After acquiring the work, Tutt carried out his own research before eventually contacting the directors of the BBC show Fake or Fortune. Bendor Grosvenor, part of the Fake or Fortune team, flagged the upcoming sale in a blog post.

According to Sotheby’s catalogue entry, the TV team, led by Fiona Bruce and Philip Mould “invoked the power of scientific analysis alongside the help of respected Vuillard experts” to create a solid case for the attribution.

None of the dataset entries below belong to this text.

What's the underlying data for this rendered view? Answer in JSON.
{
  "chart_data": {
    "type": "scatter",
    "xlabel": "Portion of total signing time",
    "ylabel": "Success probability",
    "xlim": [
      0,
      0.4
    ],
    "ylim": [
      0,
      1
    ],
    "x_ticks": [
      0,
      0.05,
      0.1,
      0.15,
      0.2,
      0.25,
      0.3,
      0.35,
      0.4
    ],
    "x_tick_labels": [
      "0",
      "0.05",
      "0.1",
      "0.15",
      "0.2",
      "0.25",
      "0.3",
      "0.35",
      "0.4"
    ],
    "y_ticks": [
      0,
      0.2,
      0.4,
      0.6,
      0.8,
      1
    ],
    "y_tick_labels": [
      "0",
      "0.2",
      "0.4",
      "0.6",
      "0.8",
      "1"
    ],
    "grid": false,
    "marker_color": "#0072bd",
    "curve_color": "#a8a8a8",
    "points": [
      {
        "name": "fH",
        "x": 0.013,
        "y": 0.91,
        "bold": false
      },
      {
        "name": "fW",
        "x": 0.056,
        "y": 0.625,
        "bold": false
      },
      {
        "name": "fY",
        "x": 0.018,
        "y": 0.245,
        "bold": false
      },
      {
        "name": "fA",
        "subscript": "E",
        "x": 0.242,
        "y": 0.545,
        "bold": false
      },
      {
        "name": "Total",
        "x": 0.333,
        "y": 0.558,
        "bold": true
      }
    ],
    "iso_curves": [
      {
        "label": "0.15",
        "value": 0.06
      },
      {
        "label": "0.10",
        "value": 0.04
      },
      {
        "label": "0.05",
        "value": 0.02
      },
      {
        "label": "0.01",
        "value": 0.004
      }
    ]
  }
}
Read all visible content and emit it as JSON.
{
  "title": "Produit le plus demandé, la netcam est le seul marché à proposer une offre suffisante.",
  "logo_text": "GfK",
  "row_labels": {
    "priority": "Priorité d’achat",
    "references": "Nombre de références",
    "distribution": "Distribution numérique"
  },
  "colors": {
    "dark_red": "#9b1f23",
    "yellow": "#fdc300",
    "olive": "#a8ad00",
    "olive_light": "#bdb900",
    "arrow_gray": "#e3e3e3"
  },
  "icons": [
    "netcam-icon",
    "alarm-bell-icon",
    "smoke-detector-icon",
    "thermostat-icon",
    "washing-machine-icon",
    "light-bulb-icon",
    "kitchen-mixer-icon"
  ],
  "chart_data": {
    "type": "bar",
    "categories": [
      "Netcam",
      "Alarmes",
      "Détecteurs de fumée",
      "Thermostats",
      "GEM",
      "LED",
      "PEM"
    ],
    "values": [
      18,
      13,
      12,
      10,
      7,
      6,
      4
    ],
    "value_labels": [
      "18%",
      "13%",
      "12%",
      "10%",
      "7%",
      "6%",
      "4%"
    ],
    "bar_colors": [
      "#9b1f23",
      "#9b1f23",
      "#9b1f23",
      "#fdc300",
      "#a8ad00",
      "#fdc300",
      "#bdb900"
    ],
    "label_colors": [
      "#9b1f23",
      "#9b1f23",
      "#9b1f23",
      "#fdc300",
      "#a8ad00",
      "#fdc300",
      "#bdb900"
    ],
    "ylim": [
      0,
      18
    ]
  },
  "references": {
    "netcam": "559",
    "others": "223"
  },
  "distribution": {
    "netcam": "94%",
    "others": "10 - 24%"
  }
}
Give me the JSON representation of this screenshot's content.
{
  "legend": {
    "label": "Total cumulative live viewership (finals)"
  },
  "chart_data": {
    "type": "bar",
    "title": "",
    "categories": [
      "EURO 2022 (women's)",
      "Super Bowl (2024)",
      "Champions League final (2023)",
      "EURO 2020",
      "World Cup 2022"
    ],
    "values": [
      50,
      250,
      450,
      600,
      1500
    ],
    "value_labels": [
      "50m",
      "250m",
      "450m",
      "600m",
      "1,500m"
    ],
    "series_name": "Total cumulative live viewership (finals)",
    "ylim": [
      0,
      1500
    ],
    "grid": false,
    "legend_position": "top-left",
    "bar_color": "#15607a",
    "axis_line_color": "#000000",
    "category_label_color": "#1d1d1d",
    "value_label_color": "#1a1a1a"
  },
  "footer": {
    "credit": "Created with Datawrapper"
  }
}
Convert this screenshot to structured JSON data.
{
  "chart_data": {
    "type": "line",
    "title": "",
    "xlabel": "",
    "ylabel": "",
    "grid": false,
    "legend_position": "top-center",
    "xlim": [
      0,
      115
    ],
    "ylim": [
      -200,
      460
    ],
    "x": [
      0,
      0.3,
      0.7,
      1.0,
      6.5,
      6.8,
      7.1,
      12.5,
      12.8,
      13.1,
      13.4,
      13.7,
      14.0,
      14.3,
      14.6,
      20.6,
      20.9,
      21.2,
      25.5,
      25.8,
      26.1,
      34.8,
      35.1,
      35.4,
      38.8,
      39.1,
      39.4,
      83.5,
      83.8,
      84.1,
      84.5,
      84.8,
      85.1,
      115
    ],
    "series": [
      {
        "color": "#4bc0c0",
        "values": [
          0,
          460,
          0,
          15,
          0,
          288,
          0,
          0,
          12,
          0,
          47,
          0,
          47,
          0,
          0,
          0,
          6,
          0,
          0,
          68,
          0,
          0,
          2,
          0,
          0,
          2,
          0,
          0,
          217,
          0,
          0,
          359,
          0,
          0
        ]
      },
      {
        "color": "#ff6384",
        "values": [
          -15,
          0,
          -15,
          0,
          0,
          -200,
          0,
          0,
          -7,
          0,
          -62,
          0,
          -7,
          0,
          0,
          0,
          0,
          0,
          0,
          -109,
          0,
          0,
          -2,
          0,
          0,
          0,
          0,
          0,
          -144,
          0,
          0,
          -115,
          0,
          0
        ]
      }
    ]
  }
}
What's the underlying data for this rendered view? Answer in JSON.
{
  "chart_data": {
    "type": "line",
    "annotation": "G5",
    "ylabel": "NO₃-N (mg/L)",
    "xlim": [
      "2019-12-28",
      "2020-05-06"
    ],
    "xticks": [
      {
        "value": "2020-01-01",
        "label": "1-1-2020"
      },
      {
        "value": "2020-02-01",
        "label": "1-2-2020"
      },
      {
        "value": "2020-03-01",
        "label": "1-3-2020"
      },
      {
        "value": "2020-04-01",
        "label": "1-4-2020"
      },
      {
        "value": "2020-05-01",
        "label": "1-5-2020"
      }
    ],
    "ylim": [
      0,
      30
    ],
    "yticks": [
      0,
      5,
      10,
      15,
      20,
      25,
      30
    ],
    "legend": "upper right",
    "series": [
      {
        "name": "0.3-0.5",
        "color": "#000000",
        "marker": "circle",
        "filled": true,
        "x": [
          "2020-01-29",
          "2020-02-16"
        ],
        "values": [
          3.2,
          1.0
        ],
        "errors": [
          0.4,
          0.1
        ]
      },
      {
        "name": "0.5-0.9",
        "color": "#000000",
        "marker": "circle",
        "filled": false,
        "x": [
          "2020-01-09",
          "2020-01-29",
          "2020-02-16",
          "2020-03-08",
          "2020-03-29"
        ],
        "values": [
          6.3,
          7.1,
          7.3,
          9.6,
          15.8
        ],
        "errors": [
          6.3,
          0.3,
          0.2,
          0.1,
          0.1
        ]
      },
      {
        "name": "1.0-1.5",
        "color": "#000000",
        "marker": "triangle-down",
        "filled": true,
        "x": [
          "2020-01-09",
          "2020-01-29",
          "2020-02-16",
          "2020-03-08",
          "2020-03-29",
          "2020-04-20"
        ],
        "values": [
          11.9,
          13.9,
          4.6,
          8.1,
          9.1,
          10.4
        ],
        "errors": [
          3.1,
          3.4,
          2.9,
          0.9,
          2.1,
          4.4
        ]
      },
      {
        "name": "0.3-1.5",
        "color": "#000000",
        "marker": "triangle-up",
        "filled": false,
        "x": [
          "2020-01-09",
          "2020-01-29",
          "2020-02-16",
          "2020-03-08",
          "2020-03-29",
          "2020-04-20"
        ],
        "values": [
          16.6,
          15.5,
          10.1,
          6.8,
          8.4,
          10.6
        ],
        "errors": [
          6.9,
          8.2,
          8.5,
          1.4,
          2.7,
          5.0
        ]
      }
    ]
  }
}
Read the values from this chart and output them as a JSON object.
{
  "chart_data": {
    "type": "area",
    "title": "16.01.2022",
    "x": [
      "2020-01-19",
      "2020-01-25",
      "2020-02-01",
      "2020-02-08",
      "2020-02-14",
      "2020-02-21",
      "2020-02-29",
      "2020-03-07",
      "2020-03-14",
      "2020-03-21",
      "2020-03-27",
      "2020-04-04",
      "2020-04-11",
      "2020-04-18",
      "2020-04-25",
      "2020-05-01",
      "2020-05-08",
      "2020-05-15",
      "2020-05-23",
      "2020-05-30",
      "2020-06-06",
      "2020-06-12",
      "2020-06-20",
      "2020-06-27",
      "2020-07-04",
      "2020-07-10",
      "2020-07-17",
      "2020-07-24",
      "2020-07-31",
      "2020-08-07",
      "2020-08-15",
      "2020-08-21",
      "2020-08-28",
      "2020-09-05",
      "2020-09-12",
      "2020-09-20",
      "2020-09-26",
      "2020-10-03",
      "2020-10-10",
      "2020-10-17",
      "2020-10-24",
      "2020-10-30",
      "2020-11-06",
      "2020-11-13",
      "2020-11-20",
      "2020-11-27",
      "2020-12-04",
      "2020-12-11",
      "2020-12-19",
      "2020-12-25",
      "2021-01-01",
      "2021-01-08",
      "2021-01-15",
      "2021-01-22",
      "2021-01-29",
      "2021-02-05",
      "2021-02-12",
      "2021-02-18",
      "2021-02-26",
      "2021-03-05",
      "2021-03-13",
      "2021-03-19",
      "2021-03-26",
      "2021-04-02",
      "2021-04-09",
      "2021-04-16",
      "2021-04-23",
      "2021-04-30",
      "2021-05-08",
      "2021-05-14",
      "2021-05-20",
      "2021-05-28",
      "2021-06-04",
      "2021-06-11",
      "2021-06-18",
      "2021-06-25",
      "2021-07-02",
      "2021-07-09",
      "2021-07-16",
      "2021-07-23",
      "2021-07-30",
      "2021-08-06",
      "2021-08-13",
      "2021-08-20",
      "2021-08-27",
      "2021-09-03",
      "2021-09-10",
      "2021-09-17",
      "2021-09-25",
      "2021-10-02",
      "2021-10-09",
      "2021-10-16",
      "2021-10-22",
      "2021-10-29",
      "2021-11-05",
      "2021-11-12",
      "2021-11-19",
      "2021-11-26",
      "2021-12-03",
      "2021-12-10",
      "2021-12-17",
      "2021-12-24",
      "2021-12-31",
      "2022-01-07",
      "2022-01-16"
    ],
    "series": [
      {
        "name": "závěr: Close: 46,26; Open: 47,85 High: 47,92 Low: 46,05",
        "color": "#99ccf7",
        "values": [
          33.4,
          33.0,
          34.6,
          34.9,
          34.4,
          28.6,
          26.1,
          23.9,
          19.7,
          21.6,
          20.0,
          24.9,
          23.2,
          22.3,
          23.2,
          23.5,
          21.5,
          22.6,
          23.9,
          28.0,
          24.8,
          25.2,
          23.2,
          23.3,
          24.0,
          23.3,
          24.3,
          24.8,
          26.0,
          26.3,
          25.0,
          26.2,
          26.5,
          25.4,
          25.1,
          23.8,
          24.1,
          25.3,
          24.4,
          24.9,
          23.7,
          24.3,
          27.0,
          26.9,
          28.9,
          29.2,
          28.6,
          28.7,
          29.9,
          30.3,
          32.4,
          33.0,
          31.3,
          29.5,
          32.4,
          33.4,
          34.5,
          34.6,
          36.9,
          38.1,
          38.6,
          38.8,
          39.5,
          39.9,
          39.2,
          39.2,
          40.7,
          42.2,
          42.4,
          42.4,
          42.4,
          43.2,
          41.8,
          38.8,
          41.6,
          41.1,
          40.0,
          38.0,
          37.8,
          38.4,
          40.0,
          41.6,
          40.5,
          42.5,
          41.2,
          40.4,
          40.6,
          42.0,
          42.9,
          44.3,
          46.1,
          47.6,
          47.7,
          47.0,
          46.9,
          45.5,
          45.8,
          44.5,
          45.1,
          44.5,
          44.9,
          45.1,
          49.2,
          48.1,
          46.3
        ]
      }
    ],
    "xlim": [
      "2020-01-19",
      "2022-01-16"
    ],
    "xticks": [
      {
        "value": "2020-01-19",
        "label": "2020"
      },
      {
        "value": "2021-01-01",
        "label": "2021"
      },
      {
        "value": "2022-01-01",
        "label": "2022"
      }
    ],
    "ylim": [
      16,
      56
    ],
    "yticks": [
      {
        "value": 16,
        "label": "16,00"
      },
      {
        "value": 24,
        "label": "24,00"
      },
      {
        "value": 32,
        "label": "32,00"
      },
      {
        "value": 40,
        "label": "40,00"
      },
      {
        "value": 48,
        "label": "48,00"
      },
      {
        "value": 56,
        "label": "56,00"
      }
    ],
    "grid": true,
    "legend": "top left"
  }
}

Further research allowed the team to trace the provenance of the painting back to its origins. The painting was created in 1918 as a partner to the artist’s famous canvas Le Grand Teddy, which was commissioned for the eponymous Parisian cafe that same year. Now, the work will be included in the supplement to the Vuillard critical catalogue by the Wildenstein Institute.

While the large version of Le Grand Teddy shows the interior of the cafe in its heydey, complete with glamorous patrons, Femmes dans un restaurant is “an altogether more intimate and carefully composed scene,” according to Sotheby’s catalogue.


A viewer looks at the Vuillard painting on display.
Image: Courtesy of Sotheby’s.

After the restaurant closed, in 1922, the painting passed to Jos Hessel, Vuillard’s longtime friend and dealer. It was later owned by theater manager Charles B. Cochran, and then by artist Doris Sinkeisen, before being acquired by art dealer Robert Warren and offered at the Norfolk auction house, where Tutt acquired it.

Another recent example of a hunch that turned out to be quite profitable was the savvy buyer who spotted a bucolic landscape painting at Christie’s that he snapped up for about $5,000. After careful cleaning and research, it was confirmed to be the work of British painter John Constable, and was then resold at Sotheby’s for a hefty $5 million.